Third Reformed Church (now the Church of God in Christ) is a historic church at 1009 Hermitage St., SE in Grand Rapids, Michigan. It was built in 1875 and added to the National Register in 1982. As of 2019, the church was being rehabilitated into a neighborhood arts center.

==History==
Beginning in the 1840s, Dutch Protestants moved into this area of Michigan. In 1849, a community of Dutch immigrants in Grand Rapids established the Second Reformed Church. Both the church and Grand Rapids grew, and in 1875, the Third Reformed Church was founded as a subsidiary to serve congregants living on the east side of Grand Rapids. The original church building was constructed that same year, and was enlarged and remodeled multiple times thereafter, in a 1878, 1887–88, and 1894. The church remained substantially Dutch in nature for a substantial period, offering Dutch-language services until 1944.

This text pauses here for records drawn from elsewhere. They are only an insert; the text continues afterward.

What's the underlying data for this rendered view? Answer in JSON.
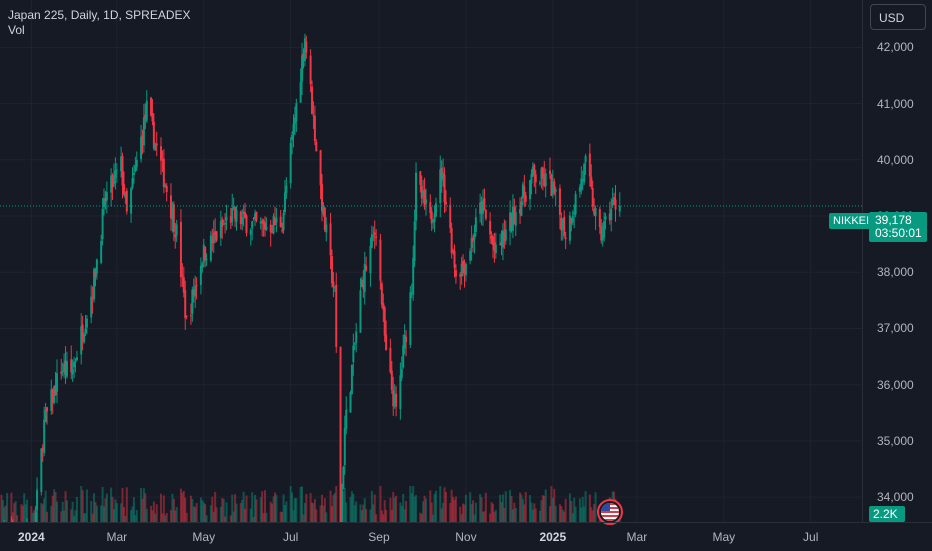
{
  "legend": {
    "title": "Japan 225, Daily, 1D, SPREADEX",
    "indicator": "Vol"
  },
  "toolbar": {
    "currency": "USD"
  },
  "price_marker": {
    "symbol": "NIKKEI",
    "price": "39,178",
    "countdown": "03:50:01",
    "volume": "2.2K"
  },
  "colors": {
    "up": "#089981",
    "down": "#f23645",
    "background": "#161a25",
    "grid": "#1f2330"
  },
  "chart_data": {
    "type": "candlestick",
    "ylim": [
      33700,
      42700
    ],
    "y_ticks": [
      {
        "value": 34000,
        "label": "34,000"
      },
      {
        "value": 35000,
        "label": "35,000"
      },
      {
        "value": 36000,
        "label": "36,000"
      },
      {
        "value": 37000,
        "label": "37,000"
      },
      {
        "value": 38000,
        "label": "38,000"
      },
      {
        "value": 39000,
        "label": "39,000"
      },
      {
        "value": 40000,
        "label": "40,000"
      },
      {
        "value": 41000,
        "label": "41,000"
      },
      {
        "value": 42000,
        "label": "42,000"
      }
    ],
    "x_ticks": [
      {
        "date": "2024-01-01",
        "label": "2024",
        "year": true
      },
      {
        "date": "2024-03-01",
        "label": "Mar",
        "year": false
      },
      {
        "date": "2024-05-01",
        "label": "May",
        "year": false
      },
      {
        "date": "2024-07-01",
        "label": "Jul",
        "year": false
      },
      {
        "date": "2024-09-01",
        "label": "Sep",
        "year": false
      },
      {
        "date": "2024-11-01",
        "label": "Nov",
        "year": false
      },
      {
        "date": "2025-01-01",
        "label": "2025",
        "year": true
      },
      {
        "date": "2025-03-01",
        "label": "Mar",
        "year": false
      },
      {
        "date": "2025-05-01",
        "label": "May",
        "year": false
      },
      {
        "date": "2025-07-01",
        "label": "Jul",
        "year": false
      }
    ],
    "xlim": [
      "2023-12-10",
      "2025-08-06"
    ],
    "last_price": 39178,
    "anchors": [
      [
        "2023-12-11",
        33300
      ],
      [
        "2024-01-03",
        33400
      ],
      [
        "2024-01-10",
        35300
      ],
      [
        "2024-01-22",
        36300
      ],
      [
        "2024-01-29",
        36200
      ],
      [
        "2024-02-13",
        37700
      ],
      [
        "2024-02-22",
        39300
      ],
      [
        "2024-03-04",
        39900
      ],
      [
        "2024-03-08",
        39000
      ],
      [
        "2024-03-22",
        40900
      ],
      [
        "2024-04-04",
        39600
      ],
      [
        "2024-04-12",
        38700
      ],
      [
        "2024-04-19",
        37100
      ],
      [
        "2024-04-30",
        38300
      ],
      [
        "2024-05-20",
        39000
      ],
      [
        "2024-06-10",
        38800
      ],
      [
        "2024-06-25",
        38900
      ],
      [
        "2024-07-11",
        42200
      ],
      [
        "2024-07-24",
        39000
      ],
      [
        "2024-08-01",
        37600
      ],
      [
        "2024-08-05",
        33600
      ],
      [
        "2024-08-08",
        35200
      ],
      [
        "2024-08-20",
        37800
      ],
      [
        "2024-08-30",
        38800
      ],
      [
        "2024-09-06",
        36500
      ],
      [
        "2024-09-13",
        35500
      ],
      [
        "2024-09-24",
        37800
      ],
      [
        "2024-09-27",
        39600
      ],
      [
        "2024-10-07",
        38900
      ],
      [
        "2024-10-15",
        39800
      ],
      [
        "2024-10-25",
        38000
      ],
      [
        "2024-11-01",
        38200
      ],
      [
        "2024-11-12",
        39200
      ],
      [
        "2024-11-22",
        38300
      ],
      [
        "2024-12-06",
        39100
      ],
      [
        "2024-12-18",
        39700
      ],
      [
        "2024-12-30",
        39600
      ],
      [
        "2025-01-10",
        38700
      ],
      [
        "2025-01-24",
        39900
      ],
      [
        "2025-02-03",
        38600
      ],
      [
        "2025-02-12",
        39200
      ],
      [
        "2025-02-17",
        39178
      ]
    ],
    "volume_max_label": "2.2K"
  }
}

In the 1960s, the Third Reformed moved to a new suburban location, and in 1968 sold the building to the Grace Pentecostal Church of God in Christ, a congregation which had been organized in 1950. In 1995, the church was sold to Iglesia Resurrection Y Vida. However, the congregation faltered, and the building became vacant. The building was purchased by preservationists in 2017; as of 2019, rehabilitation into a neighborhood arts center had begun.

==Description==
The Third Reformed Church complex consists of the church itself, the two-story, clapboarded former parsonage constructed in 1900, and a small single-story, structure connecting the two. The church building is a broad-fronted, structure with a gable roof, covered in clapboard. A pyramid-roofed, square tower is located at one corner. The building measures forty-eight feet wide by eighty-three feet deep, of which half consists of additions constructed after the original 1975 church was built. Next to the tower is a triple-arch entranceway below a circular, stained glass gable window.